Kevin Brooks
I work in the User Experience Group, part of the Experience Design and Prototyping Lab of Motorola Labs. I am engaged in three types of endeavors, all of which are informed by story or storytelling:
- Telling Story as a widely applied business tool. We all tell stories all the time, to gain mind-share, gain "traction" for an idea or innovation, persuade, defend, and to understand new things and understand old things anew. Defined in this way, much of business and most of corporate research involves storytelling. Some of it is entirely storytelling. See my work-in-progress page on storytelling in business.
- Innovating Storytelling is a process of innovation. When someone weaves a story, they bring together elements of culture, language, and structure. Weave a story about technology and what gets added are the technology situated in a culture, the technology as a tool for communication, the structured methods of interaction with the technology and mental models of how to think about and understand the technology. In addition, we have a culturally specific innate metric for story - we know when it's good, when it's bad, when it's weak, strong, finished and not finished. Story is something that is natural for us to construct and to measure.
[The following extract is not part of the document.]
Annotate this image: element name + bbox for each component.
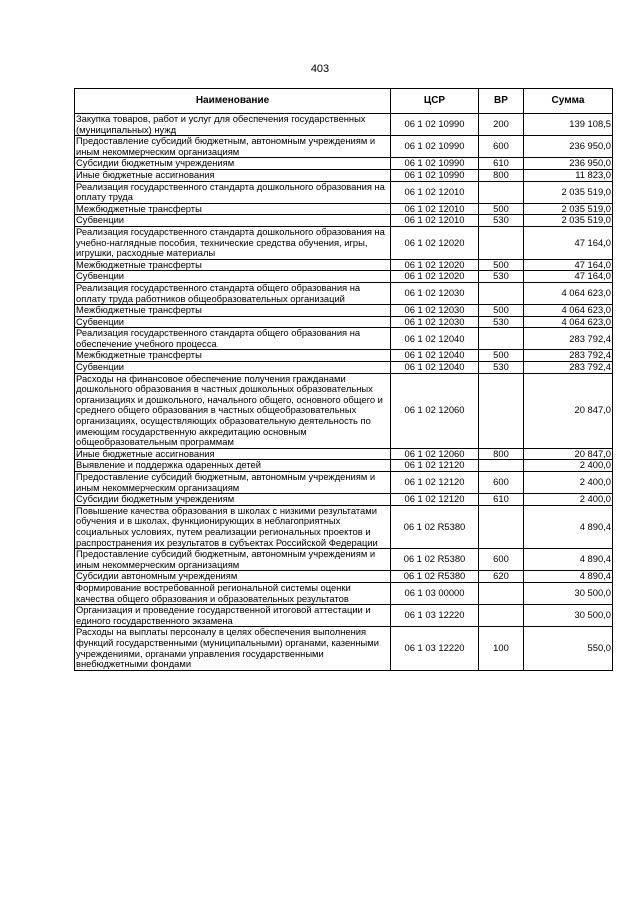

As a tool to guide innovation, I believe that story construction done either individually or collaboratively is an essential element of technical innovation.
- Interacting The storytelling process, the physical act of conveying a story to others, offers certain valuable models and elements for thinking about human interface. Story has been one of the central reasons for people to communicate with people since people could communicate. Certainly something as old and as primal as storytelling can offer a mode of communication as anemic as buttons and a tiny screen some sort of wisdom. It does.